How might we make them “one”, or choose between them? Certainly they are both good; they are both necessary to human flourishing. In her virtuoso, witty and possibly wise book, On Beauty: and Being Just Elaine Scarry tries to convince us that since the contemplation of beauty will necessarily lead to justice we should begin, at least, with delighting and defending beauty. That offers me real comfort. But sadly Scarry abstracts “Beauty” from any context and nowhere acknowledges its subjective status. I know that many people do not find moors like this one beautiful – they see them as bleak, empty, barren. How many people have to find something how beautiful before it starts to develop into the eager sense of justice that Scarry foresees? The related question of how much justice is it worth losing some beauty for is similarly problematic. It is well nigh impossible to discover how much power windfarms can actually deliver: 20 per cent of Scotland’s needs say the proponents; less than 3 per cent say the opposition – and it does make a difference.

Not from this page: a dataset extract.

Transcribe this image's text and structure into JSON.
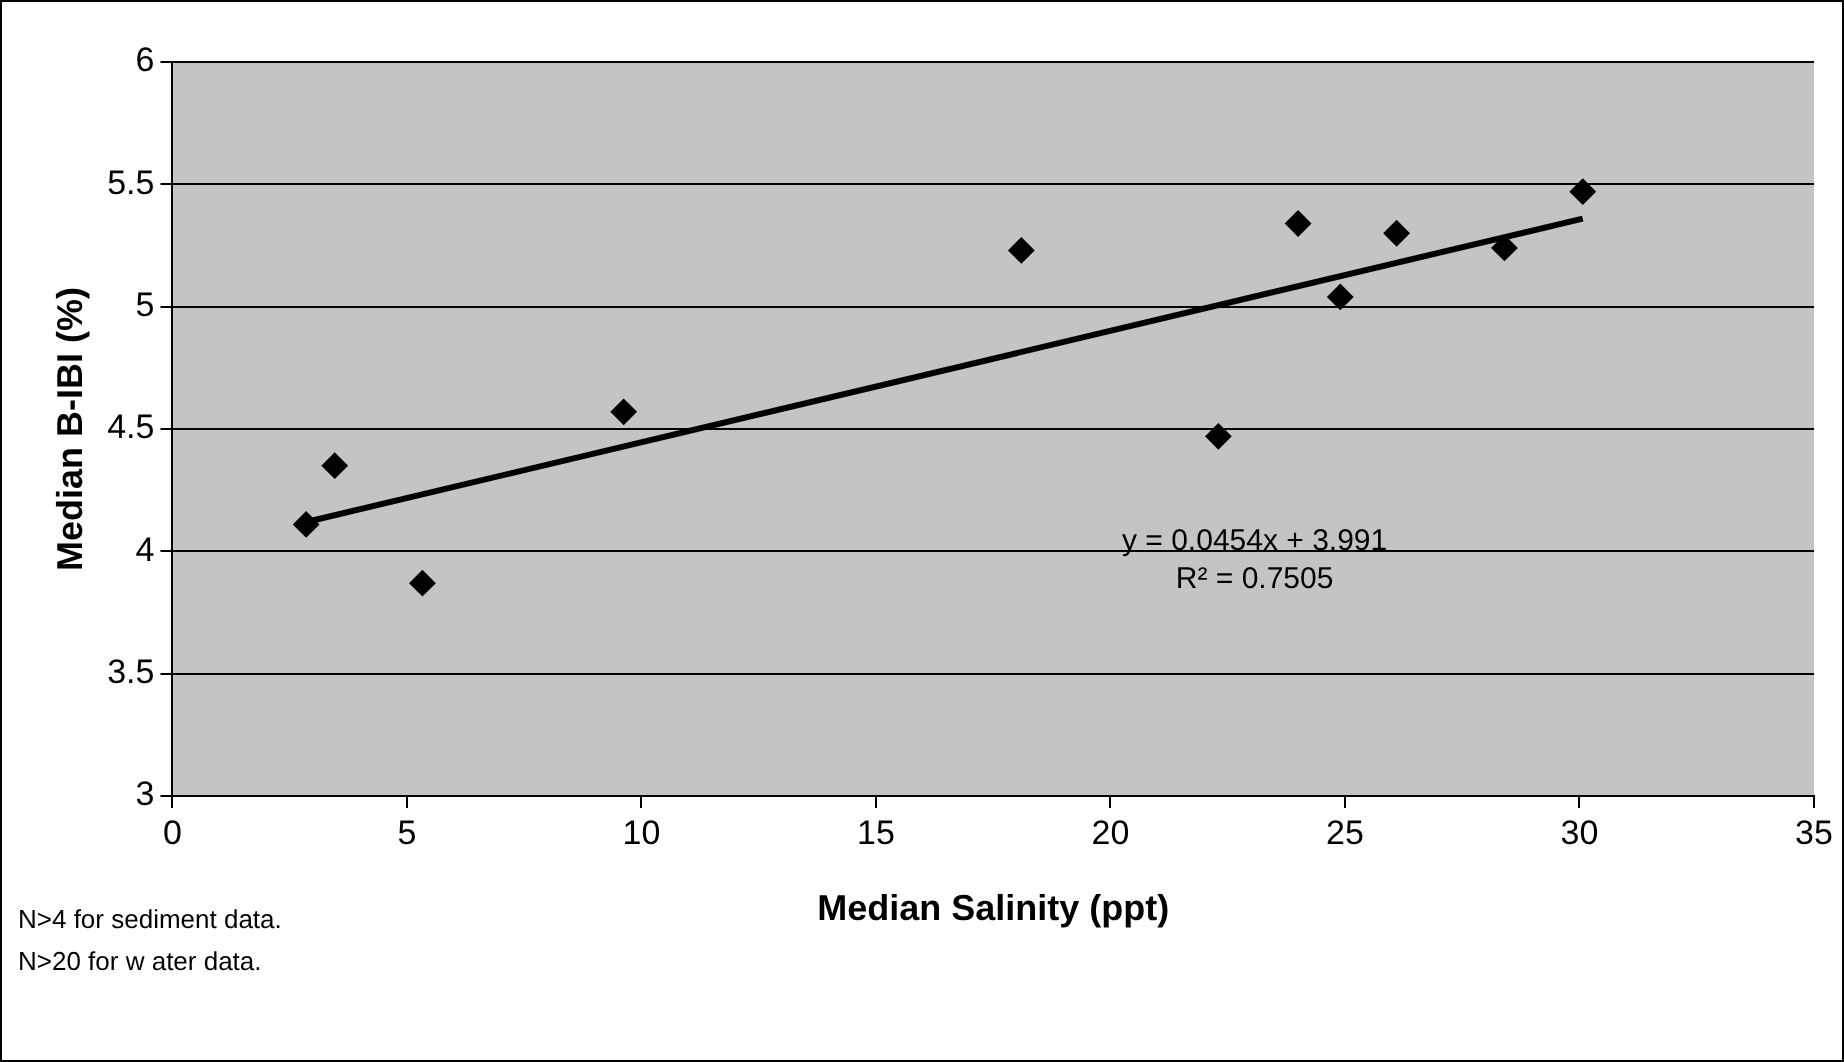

The answer of course is to so expand my imagination and my sensibility that I can find the windfarm beautiful – not simply because it is just, but because it is pleasing also. The deep hum will add an accompaniment, new rich tones, to the wind’s music; the high circling movement will provide punctuation to mist and cloud; the vibrancy of sun-flicker will pattern the soft light; the glory of hard verticals will accentuate and elaborate the soft curves.
Well, I’m trying. It feels difficult, but I know that aesthetic values change like other values and that the excitement of learning new things is a stimulating challenge, especially worthwhile as I turn 60. I know too that the glen has changed through history – it survives the dykes and drainage cuts; it survives the railway line chugging through; it survives the pylons and poles; it survives the declining population; it survives the forestry plantations. These changes have shaped it into the place I love. Perhaps the wind-farm could be just one more change in the rhythm of my Huge Nothing and will gain in beauty as it merges into justice, and they will become one for me. To be honest I resent the effort involved and the fact that I did not choose it, but on good days even a failed attempt to make this true, which it is not for me yet, feels possible and exciting, a new adventure.
I am trying but still I am haunted by poor John Clare, the poet, wandering and raving, driven crazy by the loss of his home, the wild heaths and common land of his childhood, which had been destroyed by modernity.